Wednesday, July 14, 2010

Don't disappoint me

So I'm interested in finding out whether hydraulic fracturing (aka fracking) for the purposes of extracting natural gas from shale formations is safe and efficient.  I begin with no opinion.  For the most part, in my experience, people are wrong.  So I'll just have to sort through it on my own.

In trying to find out, I read a lot of folks from the industries involves saying that it's perfectly safe, we've been doing this for years, for god's sake it's happening way below the water table, how can it be a problem, etc ...  This is marginally convincing, because it does turn out to be mostly true.  Fracking has been around long time, no one has really ever noticed a problem with it, and it does almost universally happen below the water table.  But then again, the N isn't huge here, as the process hasn't really been used in lots of geographies and at large scale.  Plus, you can't exactly trust the people most likely to benefit financially.

So I go and read some of the other side.  Vanity Fair wrote this article.  Basically it says that fracking will make your hair fallout and your teeth turn green.  Sounds grim, but how likely is that claim to be true on a wide scale.  Vanity Fair just exists to sell magazines after all, and this smells a little sensationalistic.  If you read through the article though, you do see a few claims that need addressing.  The process requires what sounds like a lot of water.  The water has to get trucked into some god forsaken PA town where they haven't even managed to put out the coal fire they started in the 60's.  That burns up a lot of oil, and of course uses the water.  And then to get the gas out you have to shoot the water down into the rock at high pressure with a bunch of chemicals and sand that fracture it.  These are not the nicest chemicals, and not all of them seem to stay way down in the well on all occasions.  In other words the article points out that we should probably think about whether this is safe and efficient or not.  Which was the question of course.  Which we still haven't answered of course, because the article has no fucking numbers in it.  Because, you know, numbers aren't as scary as green teeth.

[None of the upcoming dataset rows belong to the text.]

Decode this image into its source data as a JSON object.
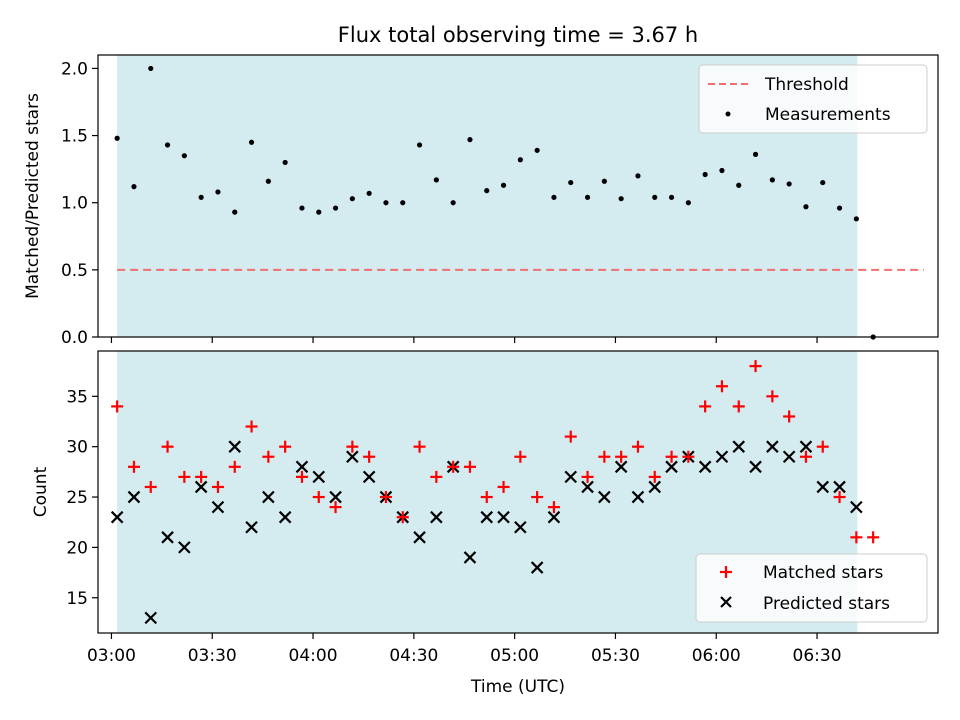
{
  "title": "Flux total observing time = 3.67 h",
  "colors": {
    "band": "#d4ebf0",
    "threshold": "#f07070",
    "matched": "#ff0000",
    "predicted": "#000000",
    "measurement": "#000000"
  },
  "chart_data": [
    {
      "type": "scatter",
      "panel": "top",
      "title": "Flux total observing time = 3.67 h",
      "xlabel": "",
      "ylabel": "Matched/Predicted stars",
      "xlim": [
        176,
        426
      ],
      "ylim": [
        0.0,
        2.1
      ],
      "yticks": [
        0.0,
        0.5,
        1.0,
        1.5,
        2.0
      ],
      "ytick_labels": [
        "0.0",
        "0.5",
        "1.0",
        "1.5",
        "2.0"
      ],
      "shaded_band": [
        181.7,
        402.0
      ],
      "threshold": {
        "name": "Threshold",
        "y": 0.5,
        "x_range": [
          181.7,
          421.8
        ]
      },
      "legend": {
        "position": "top-right",
        "entries": [
          "Threshold",
          "Measurements"
        ]
      },
      "series": [
        {
          "name": "Measurements",
          "points": [
            [
              181.7,
              1.48
            ],
            [
              186.7,
              1.12
            ],
            [
              191.7,
              2.0
            ],
            [
              196.7,
              1.43
            ],
            [
              201.7,
              1.35
            ],
            [
              206.7,
              1.04
            ],
            [
              211.7,
              1.08
            ],
            [
              216.7,
              0.93
            ],
            [
              221.7,
              1.45
            ],
            [
              226.7,
              1.16
            ],
            [
              231.7,
              1.3
            ],
            [
              236.7,
              0.96
            ],
            [
              241.7,
              0.93
            ],
            [
              246.7,
              0.96
            ],
            [
              251.7,
              1.03
            ],
            [
              256.7,
              1.07
            ],
            [
              261.7,
              1.0
            ],
            [
              266.7,
              1.0
            ],
            [
              271.7,
              1.43
            ],
            [
              276.7,
              1.17
            ],
            [
              281.7,
              1.0
            ],
            [
              286.7,
              1.47
            ],
            [
              291.7,
              1.09
            ],
            [
              296.7,
              1.13
            ],
            [
              301.7,
              1.32
            ],
            [
              306.7,
              1.39
            ],
            [
              311.7,
              1.04
            ],
            [
              316.7,
              1.15
            ],
            [
              321.7,
              1.04
            ],
            [
              326.7,
              1.16
            ],
            [
              331.7,
              1.03
            ],
            [
              336.7,
              1.2
            ],
            [
              341.7,
              1.04
            ],
            [
              346.7,
              1.04
            ],
            [
              351.7,
              1.0
            ],
            [
              356.7,
              1.21
            ],
            [
              361.7,
              1.24
            ],
            [
              366.7,
              1.13
            ],
            [
              371.7,
              1.36
            ],
            [
              376.7,
              1.17
            ],
            [
              381.7,
              1.14
            ],
            [
              386.7,
              0.97
            ],
            [
              391.7,
              1.15
            ],
            [
              396.7,
              0.96
            ],
            [
              401.7,
              0.88
            ],
            [
              406.7,
              0.0
            ]
          ]
        }
      ]
    },
    {
      "type": "scatter",
      "panel": "bottom",
      "xlabel": "Time (UTC)",
      "ylabel": "Count",
      "xlim": [
        176,
        426
      ],
      "ylim": [
        11.5,
        39.5
      ],
      "yticks": [
        15,
        20,
        25,
        30,
        35
      ],
      "ytick_labels": [
        "15",
        "20",
        "25",
        "30",
        "35"
      ],
      "xticks": [
        180,
        210,
        240,
        270,
        300,
        330,
        360,
        390
      ],
      "xtick_labels": [
        "03:00",
        "03:30",
        "04:00",
        "04:30",
        "05:00",
        "05:30",
        "06:00",
        "06:30"
      ],
      "shaded_band": [
        181.7,
        402.0
      ],
      "legend": {
        "position": "bottom-right",
        "entries": [
          "Matched stars",
          "Predicted stars"
        ]
      },
      "x": [
        181.7,
        186.7,
        191.7,
        196.7,
        201.7,
        206.7,
        211.7,
        216.7,
        221.7,
        226.7,
        231.7,
        236.7,
        241.7,
        246.7,
        251.7,
        256.7,
        261.7,
        266.7,
        271.7,
        276.7,
        281.7,
        286.7,
        291.7,
        296.7,
        301.7,
        306.7,
        311.7,
        316.7,
        321.7,
        326.7,
        331.7,
        336.7,
        341.7,
        346.7,
        351.7,
        356.7,
        361.7,
        366.7,
        371.7,
        376.7,
        381.7,
        386.7,
        391.7,
        396.7,
        401.7,
        406.7
      ],
      "series": [
        {
          "name": "Matched stars",
          "marker": "plus",
          "values": [
            34,
            28,
            26,
            30,
            27,
            27,
            26,
            28,
            32,
            29,
            30,
            27,
            25,
            24,
            30,
            29,
            25,
            23,
            30,
            27,
            28,
            28,
            25,
            26,
            29,
            25,
            24,
            31,
            27,
            29,
            29,
            30,
            27,
            29,
            29,
            34,
            36,
            34,
            38,
            35,
            33,
            29,
            30,
            25,
            21,
            21
          ]
        },
        {
          "name": "Predicted stars",
          "marker": "x",
          "values": [
            23,
            25,
            13,
            21,
            20,
            26,
            24,
            30,
            22,
            25,
            23,
            28,
            27,
            25,
            29,
            27,
            25,
            23,
            21,
            23,
            28,
            19,
            23,
            23,
            22,
            18,
            23,
            27,
            26,
            25,
            28,
            25,
            26,
            28,
            29,
            28,
            29,
            30,
            28,
            30,
            29,
            30,
            26,
            26,
            24,
            null
          ]
        }
      ]
    }
  ]
}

But okay then, that's Vanity Fair.  If that was my go to source for information, I'd be even poorer than I am.  So I check out this engineering professor Anthony Ingraffea's lecture.  He's been around the science of this for a while, he's consulted for the industry -- certainly he will have something useful to say?  The lecture's got some numbers and some data and some more stuff to think about, but it is in fact a colossally awful and biased piece of work.  Go ahead and watch it and decide for yourself.  It does also brings up some good points.  You have to make lots of small wells for this process to work, so you have to end up with a landscape full of wells.  It takes a while to drill lots of wells, so there will be lots of noisy dirty activity in your backyard, if you happen to be sitting on the right to lease your privileged piece of geology.  And then you've got to truck waste in and pipe gas out, and deal with the potential toxic fluid leakages, and waste, and etc ...  Important stuff to think about undoubtedly.  But this guy's entire presentation is designed to scare, and not to inform.  Not to balance and calculate and weigh pros and cons.  Certainly not to suggest solutions that would alleviate whatever the problems are. 

I mean, how about a calculation of the carbon footprint of the trucks that carry the water compared to the emissions savings of producing more electricity with gas.  What if you used the gas to power the trucks, would that make carbon sense?  And how about the water issue.  I don't want a comparison between the amount of water fracking requires and the amount that goes over Schuchyll Falls in the time it takes me to quaff another Yuengling.  I want it compared to how much my neighbor dumps on his lawn and car every Sunday afternoon while I vomit.  And don't tell me that the fluid is really really really scary and has fangs.  Tell me how I can deal with that by changing it or storing it better or whatever.  It's so disappointing because this guy has the knowledge (if not the speaking ability) to be able to put together a good, fact filled presentation that says on the one hand this, and on the other hand that.  But everybody today is just like Truman, they all want a one-handed economist.  Truman would have loved environmentalists though -- I've never met one with two hands.  This guy just wants to scare you so that you keep the hell away from his trout stream.  So disappointing.  And yes, I know there are a million caveats to my annoyance here involving the difficulty of mobilizing and educating people, or dealing with government, or beating corporations with serious lobbying budgets, etc ... that would make you look less harshly on Herr Doktor -- but I also want some facts and context occasionally.  Why are the two so impossible to combine?

Back the drawing board I guess.  I still have no real sense if fracking at scale is honestly dangerous, or whether it's the equivalent of those complaints you heard circa 2002 about how ugly those cell-phone towers are, and ... are you there? ... hello ... reception is terrible around here. 

2 comments:

Al said...

Although I don't have any figures to back this up, the massive wind turbines that line the ridge behind Centralia are a happy reminder of how the whole darned human comedy keeps perpetuating itself, westward the underground toxic chemicals. In this photo they look a bit compressed, but without real smoke and fire shooting out of the ground beneath your feet, what doesn't?

Clark said...

I knew that eventually technology would find a way. With or without us monkeys.